A new front end features a patent-pending aerodynamic R-Wing - a throwback to the original Charger Daytona design and to a key figure behind development of the original vehicle. It allows air to flow through the front opening, enhancing downforce. Dodge says the end result is an aerodynamically improved pass-through design. Carbon-fiber intakes tucked into both sides of the front and rear lower fascias provide an air curtain to assist in aerodynamic performance.
Dodge is also bringing back the Fratzog badge, originally featured on Dodge muscle cars from 1962 through 1976. It's now the new symbol of the brand's electrified future and you'll see the 3D badge on the front grille and tail lamp. Designers also aded vertical details on the front grille add as a homage to the iconic 1968 Dodge Charger.
The concept rides on 21-inch wheels with diamond-cut faces continue the aerodynamic efficiencies with a turbine-like design, and still another Fratzog logo embellishes the wheel center locks. Grey six-piston brakes provide the stopping power.
Connected, Driver-centric Interior
The modern cabin features a 12.3-inch center screen, the largest in a Dodge vehicle. It's angled nearly ten degrees towards the driver, and the 16-inch instrument cluster is curved, which Dodge says creates a cocooned, driver-focused feel. Lightweight, race-inspired seats have an insert that features a pattern of the Fratzog logo. Other features include a 8-by-3-inch Head-up Display (HUD), a slim, instrument panel and mid-bolster in Ultraviolet color with blue and silver accent stitching feature a “waterline” that extends cross car.
A parametric texture continues the inspiration of the 1968 Charger grille detail on the inside. The parametric pattern spanssrom the IP to door appliques, beneath the console and continuing to the rear armrests and rear console. Carbon fiber door sills feature illuminated white Daytona lettering, with lighted Daytona lettering also found at the top right of the mid-bezel.
The center console includes a unique jet-fighter-inspired cap that flips up when engaging the start button and a unique pistol-grip shifter design inspired by the past.

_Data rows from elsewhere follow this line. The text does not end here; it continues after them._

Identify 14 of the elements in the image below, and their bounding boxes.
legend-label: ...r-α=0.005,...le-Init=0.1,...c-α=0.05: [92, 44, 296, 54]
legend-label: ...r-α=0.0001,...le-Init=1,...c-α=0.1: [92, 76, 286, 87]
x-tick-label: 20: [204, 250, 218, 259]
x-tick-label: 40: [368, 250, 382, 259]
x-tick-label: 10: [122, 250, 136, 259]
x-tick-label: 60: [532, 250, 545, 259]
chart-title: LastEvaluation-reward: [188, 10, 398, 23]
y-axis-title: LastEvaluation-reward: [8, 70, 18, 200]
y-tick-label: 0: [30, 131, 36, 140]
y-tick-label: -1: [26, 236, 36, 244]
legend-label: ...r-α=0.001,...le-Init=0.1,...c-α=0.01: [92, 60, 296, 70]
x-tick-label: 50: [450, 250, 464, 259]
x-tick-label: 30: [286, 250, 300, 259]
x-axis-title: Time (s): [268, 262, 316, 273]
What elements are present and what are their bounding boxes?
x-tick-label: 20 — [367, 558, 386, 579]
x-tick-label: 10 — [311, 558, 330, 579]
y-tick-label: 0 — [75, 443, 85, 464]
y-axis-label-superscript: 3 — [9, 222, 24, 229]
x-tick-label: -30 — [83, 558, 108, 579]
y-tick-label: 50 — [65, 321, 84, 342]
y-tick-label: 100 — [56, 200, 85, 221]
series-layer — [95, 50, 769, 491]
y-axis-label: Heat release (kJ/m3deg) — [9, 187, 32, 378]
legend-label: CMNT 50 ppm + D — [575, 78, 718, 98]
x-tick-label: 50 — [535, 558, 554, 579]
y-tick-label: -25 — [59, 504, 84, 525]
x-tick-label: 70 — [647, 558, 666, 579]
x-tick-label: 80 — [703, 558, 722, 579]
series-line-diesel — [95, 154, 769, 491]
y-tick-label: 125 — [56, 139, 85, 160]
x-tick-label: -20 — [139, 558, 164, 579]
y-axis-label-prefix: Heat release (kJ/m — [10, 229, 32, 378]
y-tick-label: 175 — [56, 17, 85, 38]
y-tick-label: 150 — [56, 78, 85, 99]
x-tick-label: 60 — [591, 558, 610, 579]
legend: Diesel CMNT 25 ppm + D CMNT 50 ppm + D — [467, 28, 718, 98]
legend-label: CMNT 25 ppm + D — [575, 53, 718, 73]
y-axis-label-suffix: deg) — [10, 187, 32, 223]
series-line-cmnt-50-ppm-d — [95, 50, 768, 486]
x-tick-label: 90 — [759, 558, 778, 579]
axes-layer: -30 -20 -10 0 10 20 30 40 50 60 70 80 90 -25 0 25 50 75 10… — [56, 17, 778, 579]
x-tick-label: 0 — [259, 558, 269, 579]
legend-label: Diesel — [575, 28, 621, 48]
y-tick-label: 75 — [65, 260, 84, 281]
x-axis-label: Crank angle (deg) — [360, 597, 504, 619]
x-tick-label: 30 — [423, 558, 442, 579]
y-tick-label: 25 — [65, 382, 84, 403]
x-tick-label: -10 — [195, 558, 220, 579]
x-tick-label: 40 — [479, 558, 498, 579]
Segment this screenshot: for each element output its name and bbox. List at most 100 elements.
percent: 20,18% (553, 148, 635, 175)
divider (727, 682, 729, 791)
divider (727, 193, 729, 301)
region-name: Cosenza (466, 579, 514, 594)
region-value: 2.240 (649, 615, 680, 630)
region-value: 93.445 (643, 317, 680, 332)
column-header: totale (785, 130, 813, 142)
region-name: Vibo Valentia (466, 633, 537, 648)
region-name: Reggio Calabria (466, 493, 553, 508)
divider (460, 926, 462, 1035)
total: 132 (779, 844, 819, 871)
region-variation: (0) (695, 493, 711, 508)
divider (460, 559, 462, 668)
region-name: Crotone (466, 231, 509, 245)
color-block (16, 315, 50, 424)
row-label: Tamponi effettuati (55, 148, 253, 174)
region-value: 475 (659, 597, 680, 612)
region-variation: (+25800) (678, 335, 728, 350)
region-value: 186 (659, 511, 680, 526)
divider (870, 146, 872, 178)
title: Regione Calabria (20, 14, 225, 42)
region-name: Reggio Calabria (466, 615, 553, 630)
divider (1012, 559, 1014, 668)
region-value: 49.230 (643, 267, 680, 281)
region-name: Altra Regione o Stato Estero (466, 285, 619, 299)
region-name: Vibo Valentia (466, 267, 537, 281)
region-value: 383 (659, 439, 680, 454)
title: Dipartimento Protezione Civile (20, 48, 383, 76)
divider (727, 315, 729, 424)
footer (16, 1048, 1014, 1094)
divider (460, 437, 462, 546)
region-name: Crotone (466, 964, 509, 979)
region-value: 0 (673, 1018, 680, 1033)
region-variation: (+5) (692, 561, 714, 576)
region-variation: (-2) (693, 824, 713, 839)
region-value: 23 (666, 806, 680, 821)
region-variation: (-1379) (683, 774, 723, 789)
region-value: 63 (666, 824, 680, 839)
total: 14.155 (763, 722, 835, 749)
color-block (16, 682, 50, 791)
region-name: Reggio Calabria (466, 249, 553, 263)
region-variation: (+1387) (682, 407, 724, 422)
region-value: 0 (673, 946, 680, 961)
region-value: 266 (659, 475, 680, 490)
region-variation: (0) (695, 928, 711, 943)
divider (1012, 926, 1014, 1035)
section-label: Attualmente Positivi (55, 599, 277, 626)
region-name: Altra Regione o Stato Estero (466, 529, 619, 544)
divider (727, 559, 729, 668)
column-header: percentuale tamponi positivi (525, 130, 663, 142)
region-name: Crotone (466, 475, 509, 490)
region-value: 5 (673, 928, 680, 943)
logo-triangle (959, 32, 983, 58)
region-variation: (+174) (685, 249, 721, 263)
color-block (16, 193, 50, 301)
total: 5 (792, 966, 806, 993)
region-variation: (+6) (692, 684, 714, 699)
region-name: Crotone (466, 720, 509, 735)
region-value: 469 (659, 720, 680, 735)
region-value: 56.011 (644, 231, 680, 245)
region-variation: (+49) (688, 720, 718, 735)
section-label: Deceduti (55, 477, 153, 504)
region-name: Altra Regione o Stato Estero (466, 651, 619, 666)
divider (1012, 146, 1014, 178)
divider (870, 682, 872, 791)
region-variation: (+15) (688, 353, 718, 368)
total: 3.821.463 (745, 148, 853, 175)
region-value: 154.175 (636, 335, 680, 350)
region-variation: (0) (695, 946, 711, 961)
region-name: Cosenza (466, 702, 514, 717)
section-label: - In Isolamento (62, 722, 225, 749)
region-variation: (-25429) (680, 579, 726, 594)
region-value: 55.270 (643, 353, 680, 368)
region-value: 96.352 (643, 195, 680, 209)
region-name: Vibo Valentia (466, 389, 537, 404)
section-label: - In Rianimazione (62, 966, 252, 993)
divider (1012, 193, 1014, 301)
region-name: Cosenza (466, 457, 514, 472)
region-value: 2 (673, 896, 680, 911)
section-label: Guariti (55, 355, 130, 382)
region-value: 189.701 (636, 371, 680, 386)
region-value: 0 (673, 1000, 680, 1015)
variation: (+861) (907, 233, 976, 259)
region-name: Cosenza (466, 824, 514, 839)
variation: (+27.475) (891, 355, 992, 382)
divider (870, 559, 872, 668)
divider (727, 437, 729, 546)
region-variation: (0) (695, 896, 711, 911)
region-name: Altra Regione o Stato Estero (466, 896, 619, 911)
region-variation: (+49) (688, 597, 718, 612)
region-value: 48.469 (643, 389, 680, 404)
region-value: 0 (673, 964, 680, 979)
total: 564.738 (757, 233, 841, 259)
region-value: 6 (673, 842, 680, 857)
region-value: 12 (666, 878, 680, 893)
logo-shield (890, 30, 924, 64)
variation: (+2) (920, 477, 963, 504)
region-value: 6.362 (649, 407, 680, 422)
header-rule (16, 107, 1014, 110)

A new steering wheel design offers a thinner feel, with a flat top and bottom. The center spoke of the steering wheel is not connected to the rim, giving the steering wheel a floating feel. Paddle shifters are mounted on the steering wheel, with the PowerShot button on the right and drive mode controls on the left. Like the doors, the steering wheel features capacitive touch controls. An illuminated red SRT logo lights up the steering wheel center.
A simple one-button press on the steering wheel lets the driver pick from Auto, Sport, Track and Drag modes, instantly changing the driving dynamics, instrument cluster information, HUD content, performance sound and interior lighting features of the vehicle
Dodge says the carbon fiber “tub” floor and hatch are race-inspired lightweight features, and the large cargo area along with fold-flat rear seats provides more storage space than any previous Dodge muscle car.